Retailers remain relatively bullish as they prepare for this year’s critical holiday season. And they have good reason to stay optimistic. The U.S. Consumer Confidence Index has reached its highest level in 17 years, buoyed by a stock market that doesn’t seem to have begun defining its upper limits and the lowest unemployment rate in nearly a decade.

There is a danger in looking exclusively at national numbers and blended averages or “peanut buttering” success across product categories. This holiday period won’t be great for retailers serving the charred remains of neighborhoods in Santa Rosa, California or the storm-ravaged communities across the Gulf of Mexico and the Caribbean, where consumers are going to be spending their money — assuming they have any to spend — rebuilding rather than accessorizing. And sadly, too many customers in communities from Las Vegas to Sutherland Springs, Texas will be recovering from man-made tragedies as devastating to them as any natural catastrophe.

That said, A.T. Kearney’s proprietary holiday spend research, based on a survey of over 1,000 participants, indicates that the 2017 holiday spend numbers will likely finish moderately ahead of 2016. To understand who wins and who loses this year requires deconstructing those projected final numbers a bit.

Based on our survey work and analysis, we project that the percentage of people doing most of their shopping on Black Friday and Cyber Monday may decrease this year by as much as four percentage points over last year. This really isn’t that surprising.

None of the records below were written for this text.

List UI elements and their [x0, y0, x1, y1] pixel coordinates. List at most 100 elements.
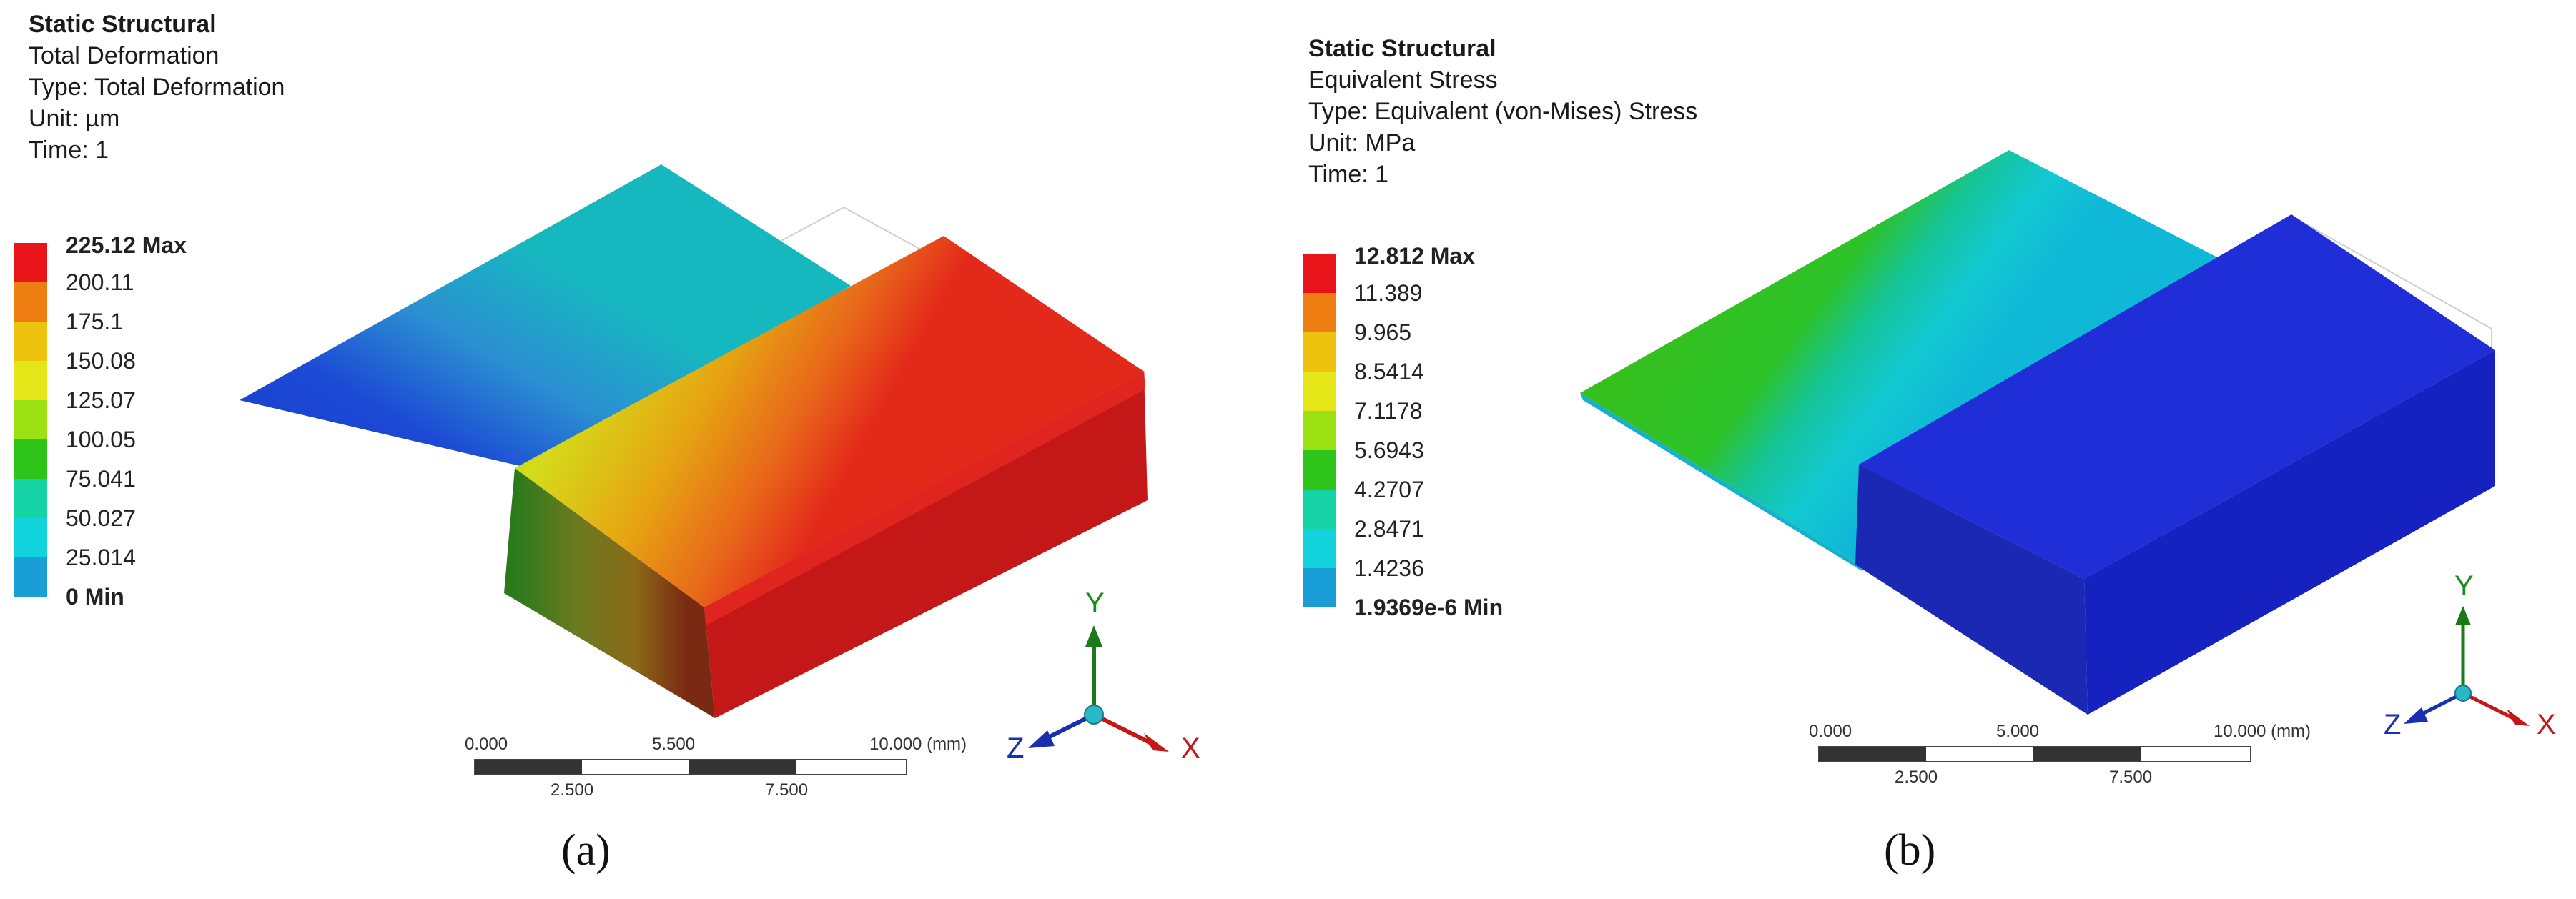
z-axis-label: Z — [1007, 732, 1025, 764]
z-axis-label: Z — [2384, 709, 2402, 740]
scale-tick-label: 7.500 — [2109, 768, 2153, 787]
legend-band — [14, 518, 300, 557]
legend-band — [1303, 490, 1589, 529]
legend-tick-label: 125.07 — [66, 387, 136, 413]
result-unit: Unit: MPa — [1308, 129, 1416, 157]
legend-tick-label: 25.014 — [66, 545, 136, 570]
legend-band — [1303, 411, 1589, 450]
legend-swatch — [1303, 450, 1336, 490]
legend-band — [14, 322, 300, 361]
scale-bar-segment — [475, 760, 582, 774]
scale-bar-track — [474, 759, 907, 775]
legend-band — [1303, 254, 1589, 293]
legend-swatch — [14, 361, 47, 400]
x-axis-label: X — [1181, 732, 1200, 764]
scale-bar-segment — [689, 760, 796, 774]
scale-tick-label: 2.500 — [1895, 768, 1938, 787]
legend-swatch — [14, 439, 47, 479]
legend-tick-label: 2.8471 — [1354, 516, 1424, 542]
legend-tick-label: 50.027 — [66, 505, 136, 531]
legend-swatch — [14, 282, 47, 322]
legend-swatch — [14, 557, 47, 597]
legend-min-label: 0 Min — [66, 584, 124, 610]
legend-band — [1303, 568, 1589, 607]
legend-band — [14, 243, 300, 282]
legend-max-label: 225.12 Max — [66, 232, 187, 258]
stress-model-view — [1580, 150, 2495, 715]
legend-band — [1303, 450, 1589, 490]
legend-tick-label: 7.1178 — [1354, 398, 1423, 424]
analysis-title: Static Structural — [29, 11, 217, 38]
legend-tick-label: 175.1 — [66, 309, 124, 334]
result-type: Type: Total Deformation — [29, 74, 285, 101]
legend-tick-label: 150.08 — [66, 348, 136, 374]
legend-swatch — [1303, 490, 1336, 529]
legend-swatch — [14, 400, 47, 439]
scale-tick-label: 5.000 — [1996, 722, 2040, 741]
panel-equivalent-stress: Static Structural Equivalent Stress Type… — [1280, 0, 2576, 899]
y-axis-label: Y — [1085, 587, 1105, 619]
legend-tick-label: 100.05 — [66, 427, 136, 452]
legend-swatch — [14, 479, 47, 518]
x-axis-label: X — [2537, 709, 2556, 740]
scale-bar-track — [1818, 746, 2251, 762]
scale-bar-segment — [2033, 747, 2141, 761]
legend-tick-label: 75.041 — [66, 466, 136, 492]
legend-min-label: 1.9369e-6 Min — [1354, 595, 1504, 620]
legend-tick-label: 1.4236 — [1354, 555, 1424, 581]
legend-swatch — [1303, 332, 1336, 372]
legend-swatch — [14, 243, 47, 282]
legend-max-label: 12.812 Max — [1354, 243, 1476, 269]
legend-swatch — [1303, 568, 1336, 607]
panel-total-deformation: Static Structural Total Deformation Type… — [0, 0, 1280, 899]
scale-tick-label: 10.000 (mm) — [2214, 722, 2311, 741]
coordinate-triad: Y X Z — [994, 587, 1230, 783]
legend-swatch — [1303, 411, 1336, 450]
legend-swatch — [14, 518, 47, 557]
scale-bar-segment — [1819, 747, 1926, 761]
legend-band — [1303, 293, 1589, 332]
legend-band — [1303, 372, 1589, 411]
scale-tick-label: 2.500 — [551, 780, 594, 800]
deformation-model-view — [240, 164, 1148, 718]
result-name: Total Deformation — [29, 42, 219, 69]
scale-tick-label: 5.500 — [652, 735, 696, 754]
legend-band — [14, 282, 300, 322]
triad-arrows — [1028, 625, 1169, 752]
legend-band — [14, 439, 300, 479]
legend-band — [1303, 332, 1589, 372]
result-info: Static Structural Equivalent Stress Type… — [1308, 33, 1697, 190]
legend-swatch — [14, 322, 47, 361]
result-time: Time: 1 — [1308, 161, 1389, 188]
legend-tick-label: 5.6943 — [1354, 437, 1424, 463]
legend-band — [14, 479, 300, 518]
figure-label: (b) — [1884, 826, 1936, 875]
scale-tick-label: 0.000 — [1809, 722, 1852, 741]
legend-band — [1303, 529, 1589, 568]
scale-tick-label: 7.500 — [765, 780, 809, 800]
analysis-title: Static Structural — [1308, 35, 1496, 62]
legend-tick-label: 8.5414 — [1354, 359, 1424, 384]
y-axis-label: Y — [2454, 570, 2474, 602]
result-info: Static Structural Total Deformation Type… — [29, 9, 285, 166]
coordinate-triad: Y X Z — [2374, 570, 2576, 761]
legend-band — [14, 557, 300, 597]
result-type: Type: Equivalent (von-Mises) Stress — [1308, 98, 1698, 125]
result-time: Time: 1 — [29, 136, 109, 164]
scale-tick-label: 10.000 (mm) — [869, 735, 967, 754]
legend-band — [14, 400, 300, 439]
scale-tick-label: 0.000 — [465, 735, 508, 754]
result-unit: Unit: µm — [29, 105, 120, 132]
legend-tick-label: 4.2707 — [1354, 477, 1424, 502]
legend-swatch — [1303, 293, 1336, 332]
legend-tick-label: 11.389 — [1354, 280, 1423, 306]
figure-label: (a) — [561, 826, 611, 875]
legend-tick-label: 200.11 — [66, 269, 134, 295]
triad-arrows — [2404, 606, 2530, 726]
legend-swatch — [1303, 254, 1336, 293]
legend-swatch — [1303, 529, 1336, 568]
legend-tick-label: 9.965 — [1354, 319, 1412, 345]
result-name: Equivalent Stress — [1308, 66, 1498, 94]
legend-band — [14, 361, 300, 400]
legend-swatch — [1303, 372, 1336, 411]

Several major retailers including Home Depot, Ikea, and Office Depot have announced they will be closed on Thanksgiving to give their employees time with their families. And others, including REI, will be closing their stores on Black Friday itself. Consumers, once almost frantic to get in on exclusive Black Friday discounts, now feel more confident that significant discounts will be available throughout the holiday period.

Higher Spending to Benefit Select Categories
Our research indicates that about a third of consumers believe they will be spending more total dollars this year. But that increased spending will largely benefit categories such as electronics, where high demand items tend to carry larger price tags — those $900 iPhones, for example — as well as higher ticket “must have” goods in general.

We found the median price respondents expect to pay (including taxes and discounts) for their highest value item has increased by 52% since 2015. In other words, consumers will be spending more dollars but purchasing fewer items.

Demand for key items will be high, triggering early promotional battles and punishing those retailers who go out-of-stock on those items and/or have reordering issues. Since this year’s projections favor high-end electronics, which are brand- and model-specific, we expect to see online sales once again gain ground on physical stores.

E-commerce sales are expected to rise by 16.6% this holiday and 10% of responding shoppers rated mobile, tablet, or click-and-collect as the most important channel, a 7% increase from 2016.

So, things will be good, but not for all categories, all channels, or even all geographies. This year’s holiday period is one rising tide that will not, in fact, float all boats. While overall, 2017 holiday sales will go down as a modest success, many physical stores will show year-over-year declines.